No trabalho, entretanto, a produtividade do nosso amigo apaixonado ia-se ao mundo das fantasias junto com John e sua amante de janela e lá ficava com a cobiçada fazendo trabalhos que só no mundo dos sonhadores tem forma, achegava-se até ele e sua amante, agora ambos sentados sobre um toalha de piquenique perfeitamente desdobrada sobre a relva reluzente, um sujeito carrancudo que só sabia falar “quer um chocolate também? Quem sabe um cafezinho especial para um homem especial?” Ao que respondia John: “claro, algo especial para um homem especial e sua mulher especial; obrigado.” E sorria bobamente enquanto olhava para ela ao mesmo tempo dando-lhe a mão em palma, deixando os dedos cruzarem-se numa união afetuosa e recebendo em troca um sorriso morno de alegria eterna que transmutava-se num rosto barbudo com dentes amarelados pelo pior café que as repartições de escritório podem oferecer:

“John! Parece que a sua mulher especial anda fazendo você bem feliz! Hahaha!”

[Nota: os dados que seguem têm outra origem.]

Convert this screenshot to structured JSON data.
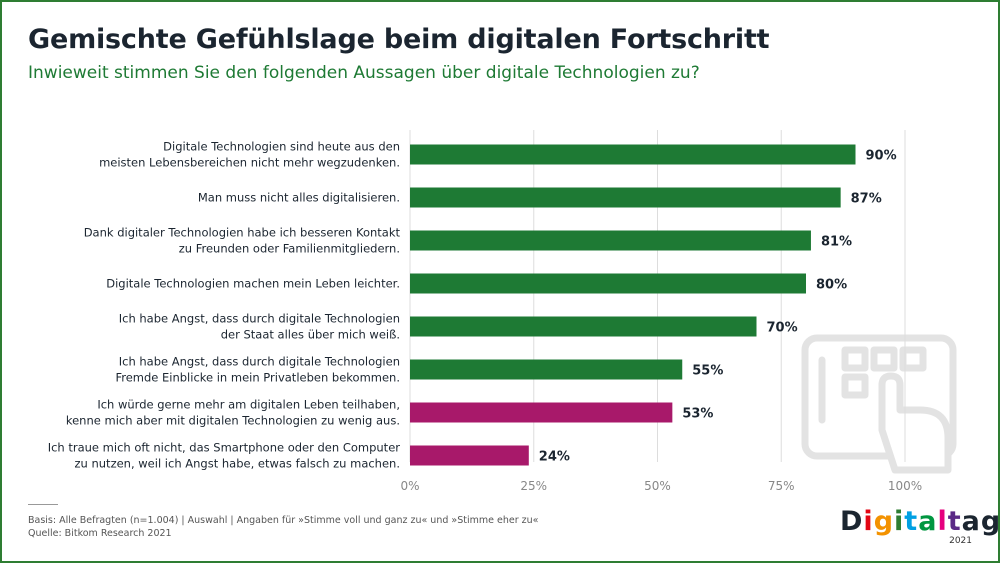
{
  "title": "Gemischte Gefühlslage beim digitalen Fortschritt",
  "subtitle": "Inwieweit stimmen Sie den folgenden Aussagen über digitale Technologien zu?",
  "footer": {
    "basis": "Basis: Alle Befragten (n=1.004) | Auswahl | Angaben für »Stimme voll und ganz zu« und »Stimme eher zu«",
    "source": "Quelle: Bitkom Research 2021"
  },
  "logo": {
    "letters": [
      "D",
      "i",
      "g",
      "i",
      "t",
      "a",
      "l",
      "t",
      "a",
      "g"
    ],
    "letter_colors": [
      "#1b2530",
      "#e30613",
      "#f39200",
      "#2e7d32",
      "#00a0e3",
      "#009640",
      "#e6007e",
      "#5b2a86",
      "#1b2530",
      "#1b2530"
    ],
    "year": "2021"
  },
  "colors": {
    "green": "#1e7a34",
    "magenta": "#a8196a",
    "grid": "#dddddd",
    "axis_text": "#888888"
  },
  "chart_data": {
    "type": "bar",
    "orientation": "horizontal",
    "categories": [
      [
        "Digitale Technologien sind heute aus den",
        "meisten Lebensbereichen nicht mehr wegzudenken."
      ],
      [
        "Man muss nicht alles digitalisieren."
      ],
      [
        "Dank digitaler Technologien habe ich besseren Kontakt",
        "zu Freunden oder Familienmitgliedern."
      ],
      [
        "Digitale Technologien machen mein Leben leichter."
      ],
      [
        "Ich habe Angst, dass durch digitale Technologien",
        "der Staat alles über mich weiß."
      ],
      [
        "Ich habe Angst, dass durch digitale Technologien",
        "Fremde Einblicke in mein Privatleben bekommen."
      ],
      [
        "Ich würde gerne mehr am digitalen Leben teilhaben,",
        "kenne mich aber mit digitalen Technologien zu wenig aus."
      ],
      [
        "Ich traue mich oft nicht, das Smartphone oder den Computer",
        "zu nutzen, weil ich Angst habe, etwas falsch zu machen."
      ]
    ],
    "values": [
      90,
      87,
      81,
      80,
      70,
      55,
      53,
      24
    ],
    "value_labels": [
      "90%",
      "87%",
      "81%",
      "80%",
      "70%",
      "55%",
      "53%",
      "24%"
    ],
    "bar_colors": [
      "green",
      "green",
      "green",
      "green",
      "green",
      "green",
      "magenta",
      "magenta"
    ],
    "xlim": [
      0,
      100
    ],
    "xticks": [
      0,
      25,
      50,
      75,
      100
    ],
    "xtick_labels": [
      "0%",
      "25%",
      "50%",
      "75%",
      "100%"
    ],
    "grid": true
  }
}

O barbudo apontava para uma mancha de sêmen não percebida por John antes de sair e continuava:

“E então? Qual foi o número? Aquela do última BBB? Ou será que você prefere algo mais década de 90? Quem sabe uma Tiazinha ou Feiticeira? Hahahha!”

Irrompeu o escritório quase que inteiro, ou melhor, no máximo, naquele momento, apenas aquela repartição em particular em riso tremendo que fez o nosso caro John procurar quase que convulsionado por um papel qualquer que lhe pudesse remover aquela mancha de seu estupro mental matutino e quem sabe recuperar-lhe alguma dignidade.

“Isso... I-i-i-i-isso não é o que você disse!”

“Ah, não?”

“Não!”

“Hehehe! Tanta faz – os risos diminuem e todos voltam pouco a pouco à simulação de trabalho habitual – tanto faz, John, o chefe precisa falar com você hoje de qualquer modo, e eu, como seu supervisor, precisava dar o aviso, considere-se avisado e, da próxima vez, limpe melhor as calças depois bater uma pra sua revista.”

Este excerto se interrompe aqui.